Pelindo Regional 4 Pantoloan Perkuat Direct Call dan Dorong Ekspor Sulawesi Tengah

Sebarkan artikel ini
Gambar udara Pelabuhan Pantoloan Palu. Dok: Pelindo Regional 4 Pantoloan

PT Pelabuhan Indonesia (Persero) atau Pelindo Regional 4 Pantoloan Palu terus memperkuat peran sebagai simpul utama distribusi logistik di Sulawesi Tengah.

Sejak Mei 2025, Pelabuhan Pantoloan melaksanakan direct call tujuh kali bersama perusahaan pelayaran internasional SITC asal Hong Kong.

Setiap pelayaran langsung mengangkut rata-rata 100 box peti kemas, sehingga memangkas waktu tempuh dan biaya logistik tanpa pelabuhan transit.

General Manager Pelindo Regional 4 Pantoloan, Chaerur Rijal, menyebut direct call ini mempercepat arus logistik komoditas unggulan Sulawesi Tengah, seperti kelapa dan durian, sekaligus mendorong pertumbuhan ekonomi daerah.
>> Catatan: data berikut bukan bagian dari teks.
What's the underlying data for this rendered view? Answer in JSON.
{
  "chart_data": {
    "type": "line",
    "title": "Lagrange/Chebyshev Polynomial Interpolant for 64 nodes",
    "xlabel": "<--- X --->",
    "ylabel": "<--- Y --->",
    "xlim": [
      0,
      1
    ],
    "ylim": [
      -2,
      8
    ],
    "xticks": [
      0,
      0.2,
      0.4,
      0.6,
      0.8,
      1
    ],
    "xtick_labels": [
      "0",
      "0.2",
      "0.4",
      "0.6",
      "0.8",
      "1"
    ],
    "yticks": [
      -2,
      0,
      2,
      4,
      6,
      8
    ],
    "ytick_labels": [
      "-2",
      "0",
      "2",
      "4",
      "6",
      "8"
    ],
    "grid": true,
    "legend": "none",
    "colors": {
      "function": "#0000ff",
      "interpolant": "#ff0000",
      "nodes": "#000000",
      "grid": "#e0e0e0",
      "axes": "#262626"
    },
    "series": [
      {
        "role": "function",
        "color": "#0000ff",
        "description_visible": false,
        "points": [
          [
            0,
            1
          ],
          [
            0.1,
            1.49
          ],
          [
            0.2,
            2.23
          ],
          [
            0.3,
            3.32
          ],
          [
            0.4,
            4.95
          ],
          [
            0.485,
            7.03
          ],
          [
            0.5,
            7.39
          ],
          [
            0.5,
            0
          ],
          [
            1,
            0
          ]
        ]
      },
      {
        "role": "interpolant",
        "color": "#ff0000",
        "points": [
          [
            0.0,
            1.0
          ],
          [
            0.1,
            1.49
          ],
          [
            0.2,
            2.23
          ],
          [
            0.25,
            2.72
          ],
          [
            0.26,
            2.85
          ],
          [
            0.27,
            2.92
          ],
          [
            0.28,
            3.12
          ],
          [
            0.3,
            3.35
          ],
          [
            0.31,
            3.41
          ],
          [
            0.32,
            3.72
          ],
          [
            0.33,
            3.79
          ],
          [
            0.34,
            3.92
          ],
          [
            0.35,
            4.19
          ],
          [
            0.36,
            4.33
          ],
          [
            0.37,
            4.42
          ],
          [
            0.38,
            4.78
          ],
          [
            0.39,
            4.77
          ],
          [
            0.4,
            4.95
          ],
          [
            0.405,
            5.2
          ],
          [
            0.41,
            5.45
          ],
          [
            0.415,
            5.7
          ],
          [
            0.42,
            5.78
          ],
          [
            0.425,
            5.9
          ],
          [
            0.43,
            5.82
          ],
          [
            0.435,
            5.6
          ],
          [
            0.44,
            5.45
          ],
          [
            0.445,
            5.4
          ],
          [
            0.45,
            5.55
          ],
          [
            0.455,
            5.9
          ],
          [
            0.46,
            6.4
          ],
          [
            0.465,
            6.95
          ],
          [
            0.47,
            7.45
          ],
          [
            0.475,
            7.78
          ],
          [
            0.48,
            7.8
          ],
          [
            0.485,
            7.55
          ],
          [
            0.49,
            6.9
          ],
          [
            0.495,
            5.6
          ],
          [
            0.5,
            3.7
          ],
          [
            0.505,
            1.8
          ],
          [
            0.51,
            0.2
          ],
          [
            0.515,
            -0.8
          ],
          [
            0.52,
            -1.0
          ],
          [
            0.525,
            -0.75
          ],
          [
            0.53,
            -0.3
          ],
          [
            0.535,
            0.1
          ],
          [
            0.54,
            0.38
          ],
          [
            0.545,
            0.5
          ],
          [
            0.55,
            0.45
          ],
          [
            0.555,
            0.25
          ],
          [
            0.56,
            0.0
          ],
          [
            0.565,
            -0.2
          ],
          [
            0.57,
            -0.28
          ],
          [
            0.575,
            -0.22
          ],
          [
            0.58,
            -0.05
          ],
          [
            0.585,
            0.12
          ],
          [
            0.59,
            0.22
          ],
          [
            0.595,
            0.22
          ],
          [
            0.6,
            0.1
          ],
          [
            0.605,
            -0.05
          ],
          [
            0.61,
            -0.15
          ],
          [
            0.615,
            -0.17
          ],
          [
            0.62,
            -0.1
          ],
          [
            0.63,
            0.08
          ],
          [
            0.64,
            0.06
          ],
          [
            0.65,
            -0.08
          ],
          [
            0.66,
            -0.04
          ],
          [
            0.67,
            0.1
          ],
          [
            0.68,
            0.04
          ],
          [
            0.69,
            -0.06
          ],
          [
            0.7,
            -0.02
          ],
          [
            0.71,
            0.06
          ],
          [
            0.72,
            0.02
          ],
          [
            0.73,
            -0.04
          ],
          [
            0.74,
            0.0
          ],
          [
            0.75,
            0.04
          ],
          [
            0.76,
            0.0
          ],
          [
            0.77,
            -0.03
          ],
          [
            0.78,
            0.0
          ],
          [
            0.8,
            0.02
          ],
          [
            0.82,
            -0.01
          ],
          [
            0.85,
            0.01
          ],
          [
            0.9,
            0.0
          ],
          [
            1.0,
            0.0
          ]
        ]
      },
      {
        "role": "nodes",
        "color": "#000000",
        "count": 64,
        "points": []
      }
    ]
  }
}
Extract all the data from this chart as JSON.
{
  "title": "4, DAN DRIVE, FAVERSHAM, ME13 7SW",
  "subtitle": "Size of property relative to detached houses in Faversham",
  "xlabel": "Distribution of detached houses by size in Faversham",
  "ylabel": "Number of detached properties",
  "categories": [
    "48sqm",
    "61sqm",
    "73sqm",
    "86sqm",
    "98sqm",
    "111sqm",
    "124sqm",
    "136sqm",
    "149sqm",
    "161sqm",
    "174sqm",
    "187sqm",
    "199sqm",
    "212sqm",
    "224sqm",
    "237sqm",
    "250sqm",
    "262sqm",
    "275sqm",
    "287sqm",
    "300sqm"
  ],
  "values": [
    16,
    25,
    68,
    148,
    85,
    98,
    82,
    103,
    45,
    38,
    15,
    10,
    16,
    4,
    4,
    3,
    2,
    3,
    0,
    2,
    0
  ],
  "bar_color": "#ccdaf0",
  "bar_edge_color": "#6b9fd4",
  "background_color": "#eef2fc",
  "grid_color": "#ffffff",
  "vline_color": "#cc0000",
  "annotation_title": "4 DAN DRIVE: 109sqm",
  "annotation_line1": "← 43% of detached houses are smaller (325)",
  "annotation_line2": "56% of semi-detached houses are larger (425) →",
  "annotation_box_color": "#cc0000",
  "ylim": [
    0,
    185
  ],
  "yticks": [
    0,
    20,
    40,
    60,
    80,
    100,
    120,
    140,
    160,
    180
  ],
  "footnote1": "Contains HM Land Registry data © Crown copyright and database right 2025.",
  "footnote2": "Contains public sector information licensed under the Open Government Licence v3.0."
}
“Direct call membuktikan Pelabuhan Pantoloan mampu meningkatkan konektivitas perdagangan regional dan nasional. Antusiasme pengguna jasa terus meningkat. Kami menargetkan pelayaran langsung ini menjadi layanan rutin dan berkelanjutan,” kata Rijal dalam siaran pers yang Eranesia.id terima, Minggu (29/6/2025).

Rute direct call Pantoloan melayani pengiriman ke Filipina, Vietnam, dan Tiongkok, sehingga memperkuat daya saing komoditas lokal di pasar internasional.

Hingga Mei 2025, Pelindo mencatat arus peti kemas sebesar 52.478 TEUs atau naik 17% dibanding periode sama tahun 2024. Arus kunjungan kapal mencapai 2.320.402 GT, naik 31,33% YoY.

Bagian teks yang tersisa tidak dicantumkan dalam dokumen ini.